Sunday, January 23, 2011

Justice according to Al-Shabaab

Don’t shake hands with women, no football, no past- ankle-length trousers… prayer beads banned as well
Don’t shake hands with women, no football, no past- ankle-length trousers… prayer beads banned as well

Thursday, January 20 2011 at 18:01

When the punishment, 100 whip lashes, was postponed because she was pregnant Ms Anab Mussa thought she was the luckiest woman in the world. She had misread the Al-Shabaab-backed court.

The court in Wanlaweyn town, some 100 kilometres west of Mogadishu, had convicted Anab for having sexual relations out of wedlock.

Two weeks ago on January 4, having delivered, she received her public flogging at a gathering overseen by the court’s judge.

Her partner, Omar Mohamed Ahmed, who received the same number of lashes, had earlier been expelled from the town in accordance with Sharia (Islamic law.)

Anab’s punishment was light compared to what happened on the same day to 19-year-old Omar Mohamed Nur in the town of Baidoa, 240 kilometres southwest of the capital Mogadishu.

Nur had an arm and a leg, each from the opposite sides of his body, amputated by Al-Shabaab militants after a district judge convicted him of robbery.

“The sentence and its execution are consistent with Sharia,” intoned the judge, Sheikh Abu Faisal.

Welcome to the world of Al-Shabab, the feared Islamic militia that controls large swathes of central and southern Somalia.

It was perhaps its claim to the July 11 bombings of World Cup fans in Uganda which killed 75 people that shot Al-Shabaab to international infamy, but the group had by then already earned notoriety for its harsh interpretation of Islamic law and sustained siege on the country’s teetering transitional federal government.

Some 500 kilometres south of Mogadishu lies Kismayu, a picturesque port town that is Somalia’s third largest city.
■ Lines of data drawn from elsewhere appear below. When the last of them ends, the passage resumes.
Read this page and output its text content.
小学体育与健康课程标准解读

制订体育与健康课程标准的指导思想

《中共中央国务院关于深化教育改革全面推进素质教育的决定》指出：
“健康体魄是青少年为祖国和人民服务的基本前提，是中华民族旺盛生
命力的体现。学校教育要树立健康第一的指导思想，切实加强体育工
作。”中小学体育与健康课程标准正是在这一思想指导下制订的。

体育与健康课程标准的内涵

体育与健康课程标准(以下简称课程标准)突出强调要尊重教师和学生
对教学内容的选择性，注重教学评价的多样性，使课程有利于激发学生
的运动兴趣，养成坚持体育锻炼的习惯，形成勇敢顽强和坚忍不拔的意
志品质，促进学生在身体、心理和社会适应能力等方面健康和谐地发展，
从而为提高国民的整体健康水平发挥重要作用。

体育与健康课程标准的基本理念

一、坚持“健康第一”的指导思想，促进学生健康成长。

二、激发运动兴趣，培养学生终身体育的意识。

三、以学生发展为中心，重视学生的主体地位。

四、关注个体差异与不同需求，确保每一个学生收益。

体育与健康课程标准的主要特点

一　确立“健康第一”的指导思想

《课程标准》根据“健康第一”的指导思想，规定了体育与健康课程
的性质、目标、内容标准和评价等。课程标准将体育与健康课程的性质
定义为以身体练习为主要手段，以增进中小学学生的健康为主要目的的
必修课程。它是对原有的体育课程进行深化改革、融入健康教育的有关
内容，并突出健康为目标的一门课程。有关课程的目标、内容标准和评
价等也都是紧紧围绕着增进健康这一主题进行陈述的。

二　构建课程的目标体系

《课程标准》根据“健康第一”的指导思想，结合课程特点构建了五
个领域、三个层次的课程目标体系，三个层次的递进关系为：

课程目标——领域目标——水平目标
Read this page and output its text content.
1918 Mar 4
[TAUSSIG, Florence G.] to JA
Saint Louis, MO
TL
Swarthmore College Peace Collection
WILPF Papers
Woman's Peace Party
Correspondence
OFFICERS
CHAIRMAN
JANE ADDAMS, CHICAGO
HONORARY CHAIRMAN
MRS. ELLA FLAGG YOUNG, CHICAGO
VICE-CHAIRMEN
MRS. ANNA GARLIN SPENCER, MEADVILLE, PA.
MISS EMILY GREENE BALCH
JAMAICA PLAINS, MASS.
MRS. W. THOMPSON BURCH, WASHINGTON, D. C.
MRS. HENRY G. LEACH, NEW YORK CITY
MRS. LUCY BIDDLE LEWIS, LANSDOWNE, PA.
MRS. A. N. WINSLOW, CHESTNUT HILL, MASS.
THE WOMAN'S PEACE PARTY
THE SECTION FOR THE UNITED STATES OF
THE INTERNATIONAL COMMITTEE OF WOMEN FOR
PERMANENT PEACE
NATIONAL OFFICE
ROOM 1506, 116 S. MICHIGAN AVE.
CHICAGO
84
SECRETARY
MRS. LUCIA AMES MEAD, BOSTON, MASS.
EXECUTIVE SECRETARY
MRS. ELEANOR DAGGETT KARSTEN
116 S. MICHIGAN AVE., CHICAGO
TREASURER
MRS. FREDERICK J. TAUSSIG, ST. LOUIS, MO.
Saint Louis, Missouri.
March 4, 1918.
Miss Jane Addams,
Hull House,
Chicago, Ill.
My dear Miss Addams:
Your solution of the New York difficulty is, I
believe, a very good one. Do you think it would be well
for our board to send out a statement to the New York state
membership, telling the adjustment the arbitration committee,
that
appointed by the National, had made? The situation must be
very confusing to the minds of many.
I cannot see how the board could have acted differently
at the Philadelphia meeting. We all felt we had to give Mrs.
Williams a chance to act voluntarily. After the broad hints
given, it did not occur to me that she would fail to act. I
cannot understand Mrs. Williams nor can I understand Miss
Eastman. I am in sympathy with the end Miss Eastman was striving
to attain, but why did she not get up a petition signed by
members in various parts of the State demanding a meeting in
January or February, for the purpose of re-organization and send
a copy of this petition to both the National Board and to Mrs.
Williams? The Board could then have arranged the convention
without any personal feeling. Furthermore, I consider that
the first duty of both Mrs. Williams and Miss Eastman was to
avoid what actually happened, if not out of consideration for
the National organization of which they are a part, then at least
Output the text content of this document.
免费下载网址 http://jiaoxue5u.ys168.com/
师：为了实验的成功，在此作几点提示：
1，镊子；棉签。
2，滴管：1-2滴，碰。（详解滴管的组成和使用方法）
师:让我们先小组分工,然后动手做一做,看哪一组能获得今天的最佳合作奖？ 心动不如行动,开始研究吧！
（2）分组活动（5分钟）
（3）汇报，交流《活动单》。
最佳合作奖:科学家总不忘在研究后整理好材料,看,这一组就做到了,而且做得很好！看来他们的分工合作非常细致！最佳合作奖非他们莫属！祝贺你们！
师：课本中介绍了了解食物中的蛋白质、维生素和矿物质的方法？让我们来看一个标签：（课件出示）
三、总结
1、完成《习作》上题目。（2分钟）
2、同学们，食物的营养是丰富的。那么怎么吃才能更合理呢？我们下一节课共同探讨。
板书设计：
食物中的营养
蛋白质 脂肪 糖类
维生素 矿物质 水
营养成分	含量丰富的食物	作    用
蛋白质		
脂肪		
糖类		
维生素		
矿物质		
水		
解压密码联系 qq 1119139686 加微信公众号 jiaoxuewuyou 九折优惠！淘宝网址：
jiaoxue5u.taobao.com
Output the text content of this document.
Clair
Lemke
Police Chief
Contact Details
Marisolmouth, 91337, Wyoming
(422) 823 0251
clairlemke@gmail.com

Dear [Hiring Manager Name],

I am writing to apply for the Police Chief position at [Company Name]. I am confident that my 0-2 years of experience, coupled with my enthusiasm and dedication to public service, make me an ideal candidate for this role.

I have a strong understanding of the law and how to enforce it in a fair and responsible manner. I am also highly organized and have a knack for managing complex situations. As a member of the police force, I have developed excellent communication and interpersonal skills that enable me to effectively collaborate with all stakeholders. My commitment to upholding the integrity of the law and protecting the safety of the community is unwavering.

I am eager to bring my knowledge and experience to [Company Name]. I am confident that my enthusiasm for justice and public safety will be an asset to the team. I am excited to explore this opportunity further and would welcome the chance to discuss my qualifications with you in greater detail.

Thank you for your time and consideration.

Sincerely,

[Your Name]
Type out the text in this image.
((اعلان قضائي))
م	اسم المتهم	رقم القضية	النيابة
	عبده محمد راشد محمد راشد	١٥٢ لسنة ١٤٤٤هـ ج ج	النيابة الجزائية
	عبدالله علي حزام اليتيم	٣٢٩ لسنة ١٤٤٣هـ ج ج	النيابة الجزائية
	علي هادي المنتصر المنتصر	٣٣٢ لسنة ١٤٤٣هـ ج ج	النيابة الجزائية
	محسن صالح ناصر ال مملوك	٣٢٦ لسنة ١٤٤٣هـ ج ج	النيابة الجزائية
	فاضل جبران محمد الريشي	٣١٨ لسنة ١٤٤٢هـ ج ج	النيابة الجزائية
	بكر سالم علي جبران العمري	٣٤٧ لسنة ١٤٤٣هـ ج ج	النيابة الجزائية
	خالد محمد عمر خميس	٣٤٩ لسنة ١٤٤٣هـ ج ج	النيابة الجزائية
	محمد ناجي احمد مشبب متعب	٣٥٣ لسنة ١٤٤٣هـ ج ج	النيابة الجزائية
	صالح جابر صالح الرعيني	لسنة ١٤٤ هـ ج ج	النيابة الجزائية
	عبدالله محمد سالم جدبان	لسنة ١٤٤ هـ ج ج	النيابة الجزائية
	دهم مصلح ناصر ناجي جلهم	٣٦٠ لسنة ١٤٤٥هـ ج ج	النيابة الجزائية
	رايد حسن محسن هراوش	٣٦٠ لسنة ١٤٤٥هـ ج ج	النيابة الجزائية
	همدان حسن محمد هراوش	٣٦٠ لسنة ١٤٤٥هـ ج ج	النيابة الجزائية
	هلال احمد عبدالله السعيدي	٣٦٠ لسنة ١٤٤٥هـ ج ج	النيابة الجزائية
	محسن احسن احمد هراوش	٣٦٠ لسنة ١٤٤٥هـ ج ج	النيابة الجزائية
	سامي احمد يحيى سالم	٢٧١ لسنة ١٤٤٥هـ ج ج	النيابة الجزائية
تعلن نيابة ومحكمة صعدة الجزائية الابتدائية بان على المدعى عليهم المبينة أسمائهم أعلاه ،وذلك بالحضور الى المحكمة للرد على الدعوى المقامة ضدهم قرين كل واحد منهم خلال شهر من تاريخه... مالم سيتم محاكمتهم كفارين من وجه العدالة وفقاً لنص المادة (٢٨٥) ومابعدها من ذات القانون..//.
Its beauty belies the goings on within. Under full control of Al-Shabaab, here Sharia is applied to its fullest form.

Human rights and civil liberty activists often criticise the Islamic courts for not providing defence lawyers and convicting on insufficient evidence, in addition to speedy execution of harsh sentences.

Even moderate Islamists have their concerns, arguing that such severe punishments should be carried out by an all-agreed Islamic state and not a movement like Al-Shabaab that cannot guarantee the livelihood of amputees and other disability-causing punishments.

On January 14, the militants brought to the public square a man said to have stolen from a shop in the outskirts of Kismayu. He lost his right hand at the wrist after he allegedly confessed to having stolen Somali Shillings 1,900,000 (about $60) and rice worth SSh300,000 ($10).

Four men accused of stealing a gun and money were also presented to the crowd, and sentenced to hand amputations to be carried out in the “near future”. Such amputations are severe enough sentences, but others lose their lives through these controversial sentences.

In October 2008, the relatives of a woman stoned to death by militia members in the town on suspicion of adultery argued that she was only 13 years old. According to her parents, the girl was raped by three men and had been reporting the incident when she was instead arrested and charged.

Last year in October in Beledweyne town, some 335 kilometres north of Mogadishu, residents cried freely when two women were sentenced to death with the punishment being immediately carried out.

The residents disputed the spying charges against the two teenage girls and did little to hide their suspicion of an Al-Shabaab cover-up of, perhaps, rape by the militia’s own men to avoid scandal.

Despite the efforts of civil liberty activists, buzzwords such as individual freedoms and rights do not exist in the militia’s vocabulary in the areas they control. There have been a slew of cases of quite bizarre interpretation of Sharia.

One of the most notorious was in October 2009 when the militants carried out routine checks to ascertain if women wore brassieres.

Their use is considered un-Islamic by the militants. In most cases, young men would ask females to shake their bosoms vigorously. A firm body suggested a woman was wearing a bra.

What would then follow was an automatic order to remove the “offending” bra with humiliated women rushing home to comply.